Crowds of people connected to Flathead Valley Community College throughout its 50 years met at the college Friday night to listen to stories about its earliest moments and leaders.

As space in the Arts and Technology Building’s large meeting room ran out at the Founders’ Day event, audience members stood in doorways.

“Without this community creating this amazing college, think about what Northwest Montana and the Flathead Valley would be like if the college hadn’t been here for the last 50 years,” FVCC President Jane Karas said.

She then looked toward a man sitting in the crowd, Bill McClaren, who had been one of FVCC’s founders.

“Bill along with four other remarkable individuals dreamed of a college in the Flathead for many years,” she said.

She said that dream came together on April 1, 1967, when Flathead County residents approved the creation of Flathead Valley Community College.

Karas presented McClaren with the Montana Mentor Award for his role in bringing higher education to the valley.

Representatives from Republican Sen. Steve Daines and Democrat Sen. Jon Tester read aloud letters the men submitted into the Congressional Record honoring the college’s 50 years.

Larry Blake Jr. gave the crowd a bullet-point list of facts from his father’s life: He was FVCC’s first president; he was a civil engineer; he moved to Seattle and worked for Boeing; he had four kids; when the family needed more money, he started driving a cab.
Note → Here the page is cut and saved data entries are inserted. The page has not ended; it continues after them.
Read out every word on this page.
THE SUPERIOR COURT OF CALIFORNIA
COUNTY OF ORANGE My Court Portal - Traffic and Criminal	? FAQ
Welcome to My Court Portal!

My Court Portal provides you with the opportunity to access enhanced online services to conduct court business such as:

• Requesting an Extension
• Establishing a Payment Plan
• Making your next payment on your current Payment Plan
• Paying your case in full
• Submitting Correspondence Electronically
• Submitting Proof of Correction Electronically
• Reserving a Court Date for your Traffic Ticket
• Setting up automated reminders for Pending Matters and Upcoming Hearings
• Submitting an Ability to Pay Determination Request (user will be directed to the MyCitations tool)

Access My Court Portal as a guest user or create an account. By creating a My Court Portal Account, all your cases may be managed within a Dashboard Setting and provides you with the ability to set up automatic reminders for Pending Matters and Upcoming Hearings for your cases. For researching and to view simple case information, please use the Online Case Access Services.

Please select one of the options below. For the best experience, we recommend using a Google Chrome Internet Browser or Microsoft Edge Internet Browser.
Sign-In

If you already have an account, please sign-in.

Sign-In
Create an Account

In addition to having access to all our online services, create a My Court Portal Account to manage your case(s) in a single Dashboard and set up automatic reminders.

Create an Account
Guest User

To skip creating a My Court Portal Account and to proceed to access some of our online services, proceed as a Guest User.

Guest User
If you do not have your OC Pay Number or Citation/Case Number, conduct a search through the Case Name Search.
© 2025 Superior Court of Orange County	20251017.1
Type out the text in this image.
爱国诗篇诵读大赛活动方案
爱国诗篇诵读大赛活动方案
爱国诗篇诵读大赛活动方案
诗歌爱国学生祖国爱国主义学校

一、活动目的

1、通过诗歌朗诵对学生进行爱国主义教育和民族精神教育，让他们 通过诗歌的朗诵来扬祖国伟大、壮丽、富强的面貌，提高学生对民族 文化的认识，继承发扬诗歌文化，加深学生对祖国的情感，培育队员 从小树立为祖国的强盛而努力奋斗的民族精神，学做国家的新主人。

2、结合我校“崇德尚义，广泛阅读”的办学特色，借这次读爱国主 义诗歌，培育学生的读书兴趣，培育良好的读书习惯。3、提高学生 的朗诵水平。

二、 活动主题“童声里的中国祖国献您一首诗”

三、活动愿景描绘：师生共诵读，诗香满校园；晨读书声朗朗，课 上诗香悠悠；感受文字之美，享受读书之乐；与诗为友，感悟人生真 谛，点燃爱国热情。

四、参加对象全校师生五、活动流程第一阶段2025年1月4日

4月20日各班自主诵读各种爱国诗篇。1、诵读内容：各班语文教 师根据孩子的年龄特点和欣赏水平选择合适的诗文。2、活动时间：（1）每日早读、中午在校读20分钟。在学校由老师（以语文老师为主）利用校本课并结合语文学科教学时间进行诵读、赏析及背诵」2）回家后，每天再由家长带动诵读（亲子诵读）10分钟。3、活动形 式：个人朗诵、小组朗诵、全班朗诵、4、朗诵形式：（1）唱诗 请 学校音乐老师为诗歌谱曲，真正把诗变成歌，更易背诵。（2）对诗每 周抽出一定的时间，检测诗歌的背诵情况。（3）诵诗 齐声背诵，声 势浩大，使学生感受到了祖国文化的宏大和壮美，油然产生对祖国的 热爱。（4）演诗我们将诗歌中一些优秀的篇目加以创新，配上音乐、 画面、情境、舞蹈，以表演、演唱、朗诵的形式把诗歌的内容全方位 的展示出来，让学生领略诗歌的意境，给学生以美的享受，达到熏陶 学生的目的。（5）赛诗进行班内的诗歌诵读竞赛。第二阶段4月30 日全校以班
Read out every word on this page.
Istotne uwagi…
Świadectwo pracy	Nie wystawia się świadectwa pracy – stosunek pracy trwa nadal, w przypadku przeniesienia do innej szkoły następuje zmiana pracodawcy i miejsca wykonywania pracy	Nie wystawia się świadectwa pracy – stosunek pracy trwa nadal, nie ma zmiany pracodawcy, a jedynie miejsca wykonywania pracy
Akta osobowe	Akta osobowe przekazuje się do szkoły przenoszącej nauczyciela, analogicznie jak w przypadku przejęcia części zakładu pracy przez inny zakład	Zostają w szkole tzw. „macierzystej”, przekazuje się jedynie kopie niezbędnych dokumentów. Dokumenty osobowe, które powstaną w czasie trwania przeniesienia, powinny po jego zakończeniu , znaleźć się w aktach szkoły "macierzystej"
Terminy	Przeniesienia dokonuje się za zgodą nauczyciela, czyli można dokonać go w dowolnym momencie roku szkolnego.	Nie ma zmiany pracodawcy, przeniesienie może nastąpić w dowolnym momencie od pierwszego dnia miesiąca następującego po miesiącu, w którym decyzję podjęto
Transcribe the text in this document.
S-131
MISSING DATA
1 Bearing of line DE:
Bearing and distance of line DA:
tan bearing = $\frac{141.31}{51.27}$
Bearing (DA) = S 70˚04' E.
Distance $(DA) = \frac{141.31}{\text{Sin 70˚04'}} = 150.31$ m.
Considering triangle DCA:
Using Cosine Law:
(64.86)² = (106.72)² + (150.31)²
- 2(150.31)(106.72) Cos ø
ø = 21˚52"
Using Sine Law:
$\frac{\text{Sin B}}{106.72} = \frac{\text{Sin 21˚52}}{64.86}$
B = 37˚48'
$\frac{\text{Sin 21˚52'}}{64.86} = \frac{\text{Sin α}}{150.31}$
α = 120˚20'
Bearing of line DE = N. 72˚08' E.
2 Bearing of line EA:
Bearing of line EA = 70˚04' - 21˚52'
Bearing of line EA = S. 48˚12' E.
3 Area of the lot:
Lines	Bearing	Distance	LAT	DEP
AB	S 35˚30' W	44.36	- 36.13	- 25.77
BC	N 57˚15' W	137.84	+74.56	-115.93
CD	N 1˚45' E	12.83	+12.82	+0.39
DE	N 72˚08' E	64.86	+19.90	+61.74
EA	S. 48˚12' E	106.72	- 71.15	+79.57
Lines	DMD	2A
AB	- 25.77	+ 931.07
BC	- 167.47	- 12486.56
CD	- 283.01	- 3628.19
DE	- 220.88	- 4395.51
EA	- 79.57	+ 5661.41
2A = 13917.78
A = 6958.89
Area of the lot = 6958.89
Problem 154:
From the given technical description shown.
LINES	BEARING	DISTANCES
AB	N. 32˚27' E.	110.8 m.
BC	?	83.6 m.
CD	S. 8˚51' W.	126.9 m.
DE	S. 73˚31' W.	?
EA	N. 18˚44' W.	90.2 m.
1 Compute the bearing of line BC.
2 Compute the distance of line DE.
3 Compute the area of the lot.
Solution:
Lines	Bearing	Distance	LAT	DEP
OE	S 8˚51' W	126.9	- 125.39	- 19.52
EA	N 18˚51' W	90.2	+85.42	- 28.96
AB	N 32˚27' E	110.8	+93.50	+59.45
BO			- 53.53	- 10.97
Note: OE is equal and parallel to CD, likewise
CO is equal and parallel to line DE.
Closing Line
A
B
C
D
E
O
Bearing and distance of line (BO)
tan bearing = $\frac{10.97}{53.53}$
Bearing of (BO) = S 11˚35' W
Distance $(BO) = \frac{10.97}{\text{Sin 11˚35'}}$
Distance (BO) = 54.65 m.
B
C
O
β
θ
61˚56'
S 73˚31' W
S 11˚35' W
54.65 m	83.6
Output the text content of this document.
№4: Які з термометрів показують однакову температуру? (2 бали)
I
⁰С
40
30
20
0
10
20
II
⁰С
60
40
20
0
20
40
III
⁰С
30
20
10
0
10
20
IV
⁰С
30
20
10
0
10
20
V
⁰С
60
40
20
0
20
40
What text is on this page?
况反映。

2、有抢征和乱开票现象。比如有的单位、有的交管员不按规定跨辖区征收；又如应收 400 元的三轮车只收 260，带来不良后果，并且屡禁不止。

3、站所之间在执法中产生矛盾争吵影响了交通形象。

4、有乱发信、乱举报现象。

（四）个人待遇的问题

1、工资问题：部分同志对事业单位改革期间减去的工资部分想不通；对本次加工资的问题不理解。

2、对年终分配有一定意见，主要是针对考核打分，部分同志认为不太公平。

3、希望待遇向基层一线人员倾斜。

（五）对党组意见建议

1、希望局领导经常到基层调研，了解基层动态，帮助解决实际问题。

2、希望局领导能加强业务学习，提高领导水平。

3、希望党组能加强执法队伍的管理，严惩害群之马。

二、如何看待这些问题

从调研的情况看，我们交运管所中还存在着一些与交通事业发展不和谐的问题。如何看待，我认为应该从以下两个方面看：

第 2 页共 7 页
Blake said it was around that time his father began teaching at Highline Community College where he rose through the ranks. Later he became dean at Seattle Community College.

It was from there that Larry Blake was hired to be the college’s first president eight days after the voters established FVCC.

He remained at the college until 1974, leading the effort to find space, funding and students. He then continued his career in higher education, including years spent at institutions in Canada, North Carolina and Oregon.

“What you don’t know about my dad is even more important and more impressive than his public life,” he said. “He is a child of the valley.”

Blake described his grandparents meeting in Glacier National Park — his grandpa worked as a gear-jammer, and his grandma worked in one of the shops.

His father went to high school in the valley, where he met his lifelong love.

Blake said his father was the first child in his family to go to college. He said before his father left home, he got three things from his mother, “a hug, a kiss and a sweater.”

Blake said that his father, as someone who had worked hard to put himself through college, understood how important it was to support other people’s efforts in securing higher education.

“When he had the opportunity to return to the Flathead Valley, he jumped at the opportunity,” Blake said. “He wanted to come home.”

Before the event ended, Karas asked audience members who had been in the college’s first days to stand up. She then asked former and current FVCC students or faculty to stand.

The list continued until virtually everyone in the room was on their feet.

Karas said as the college continues to grow and adapt each year, it will keep the community’s needs as its priority.

“I only hope we can do it in the way that they [the founders] set forth,” she said.